Samsung of course wants their drives to be known for having top-tier speeds, so hopefully they wouldn't make such a thing happen in most of their drives, but because they make a lot of OEM drives and have had many controllers, it's possible that some of them do this segmentation. The only Samsung drives I had to test were a really crummy OEM drive and a very small but decent one, which is hard to test due to the tiny cache size (the cache can be filled in 2 seconds).
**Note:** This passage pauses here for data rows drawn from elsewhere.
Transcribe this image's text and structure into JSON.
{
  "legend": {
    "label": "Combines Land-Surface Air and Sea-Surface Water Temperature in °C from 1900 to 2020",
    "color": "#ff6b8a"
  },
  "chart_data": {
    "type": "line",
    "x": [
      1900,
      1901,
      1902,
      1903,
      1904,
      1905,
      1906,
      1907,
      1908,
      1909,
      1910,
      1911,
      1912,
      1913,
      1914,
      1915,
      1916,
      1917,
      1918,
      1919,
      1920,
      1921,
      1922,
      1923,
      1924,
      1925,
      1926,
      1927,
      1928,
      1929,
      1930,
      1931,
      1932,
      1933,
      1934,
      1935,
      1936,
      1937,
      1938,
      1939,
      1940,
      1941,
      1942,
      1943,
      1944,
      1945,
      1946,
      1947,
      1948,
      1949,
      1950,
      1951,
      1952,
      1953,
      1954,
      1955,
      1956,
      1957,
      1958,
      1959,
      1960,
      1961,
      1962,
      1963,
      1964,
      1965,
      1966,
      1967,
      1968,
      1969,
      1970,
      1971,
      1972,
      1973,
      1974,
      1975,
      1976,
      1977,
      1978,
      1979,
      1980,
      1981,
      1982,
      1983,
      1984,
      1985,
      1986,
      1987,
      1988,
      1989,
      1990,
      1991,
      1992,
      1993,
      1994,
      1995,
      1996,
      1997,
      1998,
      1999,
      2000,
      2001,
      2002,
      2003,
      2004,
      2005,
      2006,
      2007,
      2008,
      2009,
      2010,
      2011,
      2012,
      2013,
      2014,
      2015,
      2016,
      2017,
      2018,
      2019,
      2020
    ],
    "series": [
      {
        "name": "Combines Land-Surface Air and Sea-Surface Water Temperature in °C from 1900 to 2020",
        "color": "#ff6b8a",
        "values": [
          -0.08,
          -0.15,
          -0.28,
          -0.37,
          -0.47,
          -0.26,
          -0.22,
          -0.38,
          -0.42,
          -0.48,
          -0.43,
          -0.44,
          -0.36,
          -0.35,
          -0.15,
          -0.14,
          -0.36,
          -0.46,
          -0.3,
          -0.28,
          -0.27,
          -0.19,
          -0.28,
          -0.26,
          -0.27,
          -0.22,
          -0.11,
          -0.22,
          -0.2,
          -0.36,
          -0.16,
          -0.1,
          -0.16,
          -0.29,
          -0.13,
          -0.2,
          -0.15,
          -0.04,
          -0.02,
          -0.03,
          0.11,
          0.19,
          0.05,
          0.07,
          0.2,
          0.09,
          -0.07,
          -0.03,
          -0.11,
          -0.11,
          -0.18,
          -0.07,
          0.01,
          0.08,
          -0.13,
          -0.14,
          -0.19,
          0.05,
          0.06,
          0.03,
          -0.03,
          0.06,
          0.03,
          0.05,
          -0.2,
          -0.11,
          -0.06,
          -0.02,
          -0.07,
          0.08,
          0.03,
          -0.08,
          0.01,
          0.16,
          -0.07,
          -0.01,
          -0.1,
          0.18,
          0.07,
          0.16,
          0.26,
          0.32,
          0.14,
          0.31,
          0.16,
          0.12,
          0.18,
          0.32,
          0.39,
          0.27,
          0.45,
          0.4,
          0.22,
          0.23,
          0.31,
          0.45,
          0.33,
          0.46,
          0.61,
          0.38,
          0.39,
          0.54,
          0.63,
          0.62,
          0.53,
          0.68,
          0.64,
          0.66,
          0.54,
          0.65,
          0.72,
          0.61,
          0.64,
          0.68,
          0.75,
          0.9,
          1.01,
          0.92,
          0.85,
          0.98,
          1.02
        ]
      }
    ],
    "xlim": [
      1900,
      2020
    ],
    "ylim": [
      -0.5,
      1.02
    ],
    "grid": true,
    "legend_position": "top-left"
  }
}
Segmentation of cache I think would have a worse effect on a drive like a Samsung that limits the cache size than on one that uses the entire capacity. If you made a 2TB partition but it only got 217GB of cache, that would mean writes to that partition would slow down even faster than expected. On a different high-speed 4TB TLC drive, it at least would still have 1.3TB of cache available. (But, the Samsung drive would only slow down to native speed after that, say 1.6GBps, for a long time instead of possibly dropping to folding speed and only doing like 600MBps or less as another drive would when it ran out of cache.)

If you've done nothing on the current Windows install yet, then sure, wipe it and test with a blank drive, using WinPE as I said or having it installed as a secondary drive with the OS on another one (ideally with the new drive on the fastest M.2 slot), but I don't think it's really necessary as you already know what the pSLC cache size is. I don't think testing with the existing partitions and OS will have a huge effect as long as you've got very little else happening on the drive at the same time, since other activity would be writing and using some of the cache at the same time. You're not trying to get exact numbers, just ballpark figures to determine whether there's a huge variation. I don't think you want to dedicate the time it would take to testing with all the various possible partition sizes to try to narrow down the segmentation size, if there is one, just to determine the ideal partition sizes. Even if you only had 100GB of cache on your C drive, how often do you write a continuous stream of 100GB of data at full speed and then continue writing more so that you'd see a performance drop?

Unless there's a significant known issue with the current firmware on the drive that is fixed by the new one, I wouldn't put too much effort into flashing it. Just wait a while and see if they update Magician or release a different firmware; sometimes it's just a bug in the flash code or app. If they haven't fixed it after a couple of months, then go ahead and make the effort to flash from a bootable USB.